Foreign officials and hospitality
What particularly concerned business was the potential breadth of the offences of bribing a foreign public official. Through-out the passage of the Bill in Parliament, the Government has steadfastly refused to include any requirement that there be any corrupt or improper intention on the party making the payment or offering some form of advantage to foreign public officials.
In business terms, there was a fear that this might mean that any hospitality or promotional activities around foreign government counterparties might be deemed to be wrongful, whether or not this was the intention.
This could have had a significant impact on the ability of companies to do business with governments and government entities in many of the markets where business currently sees the most scope for growth.
The Government has clearly stated that it does not intend the Act to prohibit reasonable and proportionate hospitality and promotional expenditure with respect to foreign government entities, which it recognises is an acceptable part of doing business.
As Geoff Nicholas notes, ‘The comfort the government has sought to give is that companies are free to continue to promote their businesses and provide bona fide hospitality. In doing so, it appears to have re-introduced a requirement for improper intent by the back door.’
Facilitation payments
There are still areas of concern for business. Notably, the Government has given no ground on the issue of facilitation payments. These are small payments often demanded in certain parts of the world to facilitate routine actions by government officials.
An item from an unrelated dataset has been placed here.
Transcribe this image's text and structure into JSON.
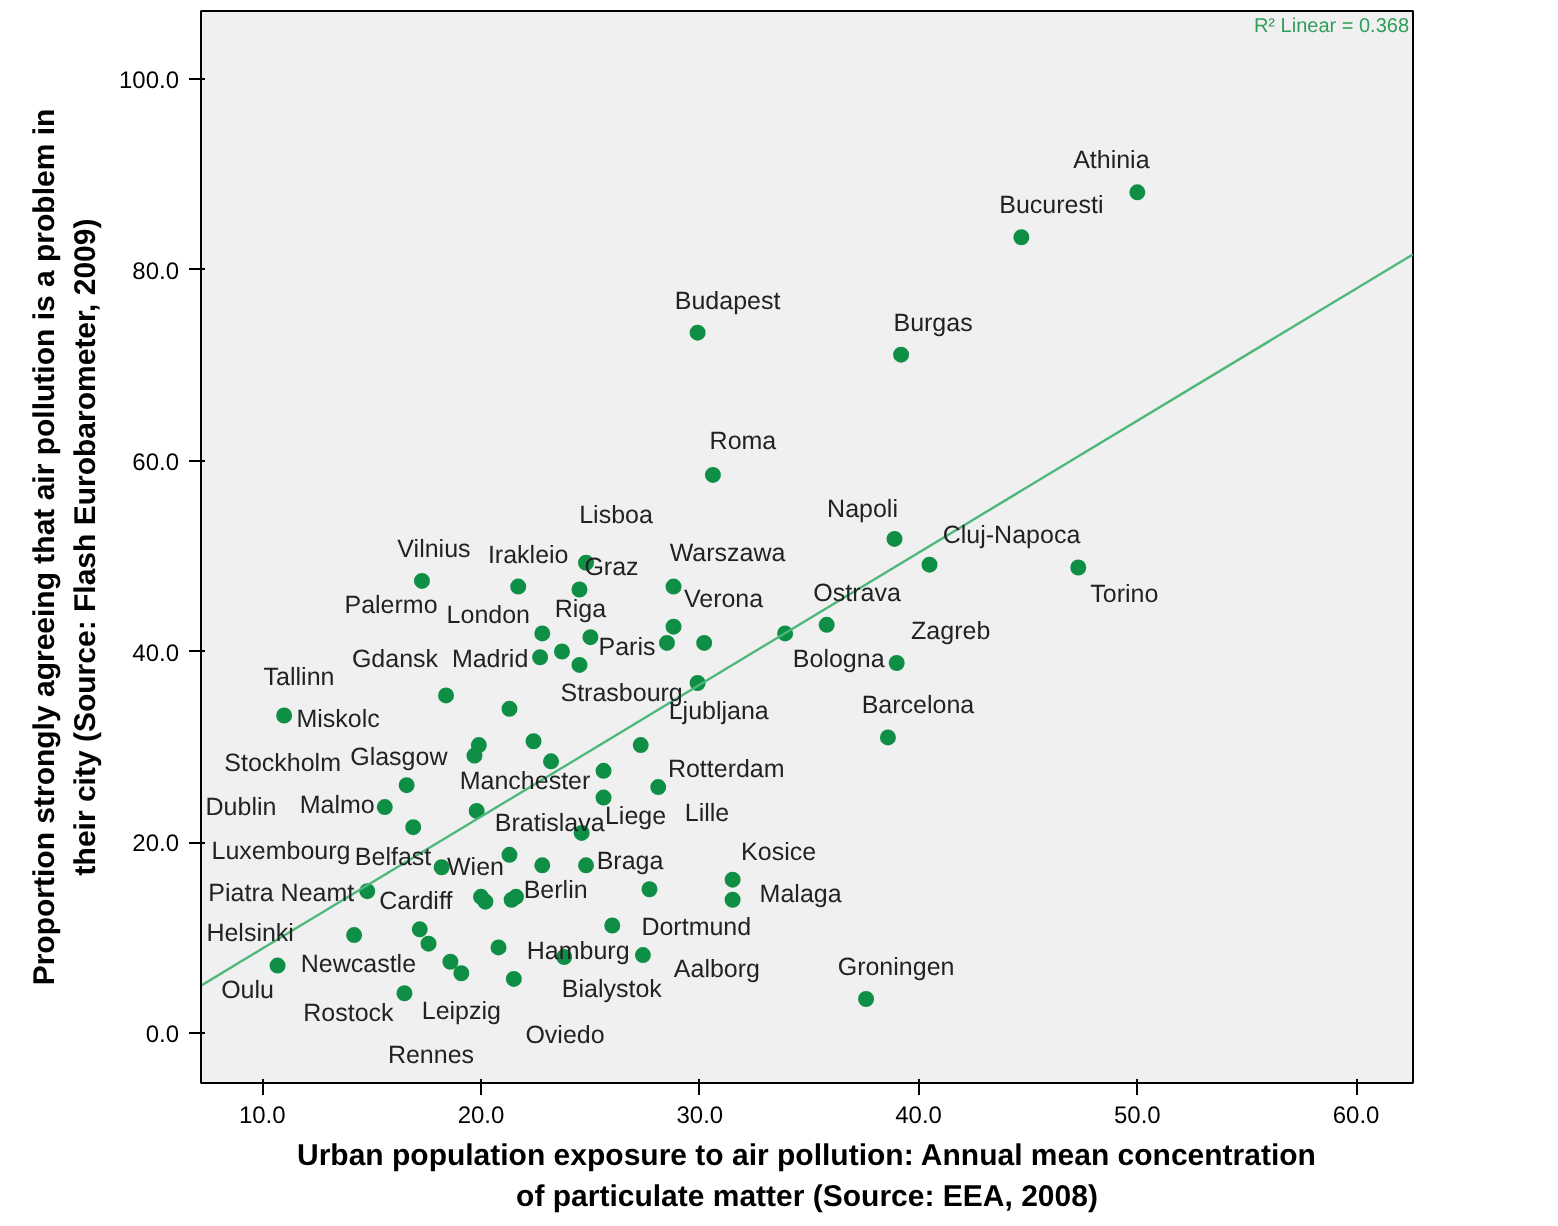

Nicholas says, ‘The Government sees facilitation payments as having a corrosive effect, helping to perpetuate a culture of bribery. They are seen very much as the thin edge of the wedge.’
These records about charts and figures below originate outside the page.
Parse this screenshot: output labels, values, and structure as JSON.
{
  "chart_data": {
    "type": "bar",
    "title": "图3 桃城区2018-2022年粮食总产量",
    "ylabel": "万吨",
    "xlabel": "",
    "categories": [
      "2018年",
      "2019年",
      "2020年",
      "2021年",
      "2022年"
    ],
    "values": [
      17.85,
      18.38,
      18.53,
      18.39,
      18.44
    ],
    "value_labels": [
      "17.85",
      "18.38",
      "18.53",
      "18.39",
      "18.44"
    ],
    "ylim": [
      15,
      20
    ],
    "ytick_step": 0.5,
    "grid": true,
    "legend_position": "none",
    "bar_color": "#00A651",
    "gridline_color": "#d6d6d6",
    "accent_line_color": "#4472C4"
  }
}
‘Although the guidance re-affirms the position that facilitation payments are bribes, the Government recognises that demands for these payments won’t be eradicated without action at a state level. Nevertheless, it insists that business has an important part to play and should not be offering payments for routine actions taken by foreign government officials.’
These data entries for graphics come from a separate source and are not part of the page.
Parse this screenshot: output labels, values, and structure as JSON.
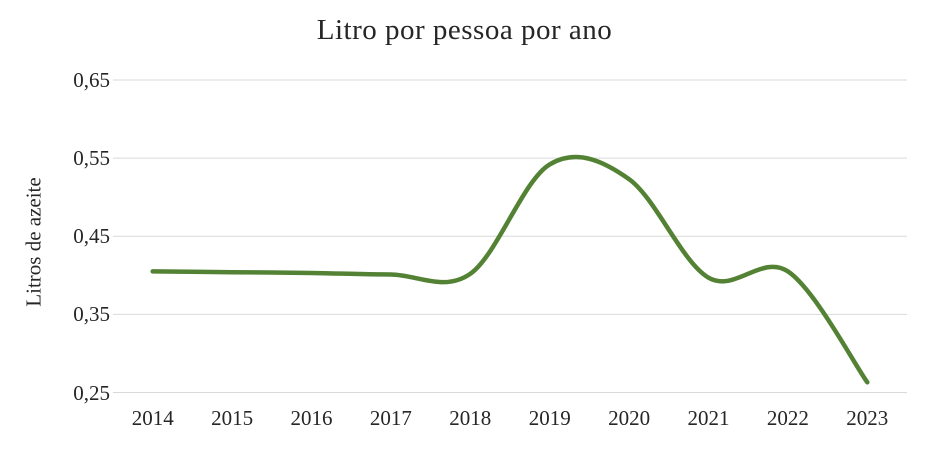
{
  "chart_data": {
    "type": "line",
    "title": "Litro por pessoa por ano",
    "xlabel": "",
    "ylabel": "Litros de azeite",
    "categories": [
      "2014",
      "2015",
      "2016",
      "2017",
      "2018",
      "2019",
      "2020",
      "2021",
      "2022",
      "2023"
    ],
    "values": [
      0.405,
      0.404,
      0.403,
      0.401,
      0.402,
      0.542,
      0.523,
      0.397,
      0.405,
      0.263
    ],
    "ylim": [
      0.25,
      0.65
    ],
    "yticks": [
      0.65,
      0.55,
      0.45,
      0.35,
      0.25
    ],
    "ytick_labels": [
      "0,65",
      "0,55",
      "0,45",
      "0,35",
      "0,25"
    ],
    "grid": "horizontal",
    "legend": "none",
    "smooth": true,
    "line_color": "#548235",
    "gridline_color": "#d9d9d9",
    "text_color": "#262626",
    "background_color": "#ffffff"
  }
}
The guidance from the DPP and SFO specifically addresses this issue saying that, ‘they will seek to prosecute large and repeated payments which are part of a company’s normal way of doing business in certain markets rather than go after small one off payments,’ says Nicholas.
The guidance also recognises that it won’t be in the public interest to prosecute a payment by someone in a vulnerable position, for example where they feel under physical threat.
Failing to prevent bribery: the corporate offence
There is some reassurance as to the potentially very broad international application of the new corporate offence. This will be particularly welcomed by overseas companies that feared any link to the UK , however weak, would open them up to the Act.
'It would be necessary for a prosecutor to show that a foreign company has a demonstrable business presence in the UK so it’s unlikely that mere investment alone would give rise to liability,’ says Nicholas.
‘The Government has also made it clear that being listed on the London stock exchange by itself would not mean a company was deemed to be carrying on business in the UK,’ says Nicholas.
Associated persons
Nicholas says that at any one time a whole range of entities may be said to be performing services on behalf of a company including contractors and suppliers, but where there are several entities in a chain, ‘it is likely to be only those that are direct counterparties which are deemed to be performing services on behalf of a company, and that may give rise to a bribery offence.’
He continues, ‘Much will depend on the nature of the relationship between a business and its partners. It’s not as cut and dried as some might have hoped.’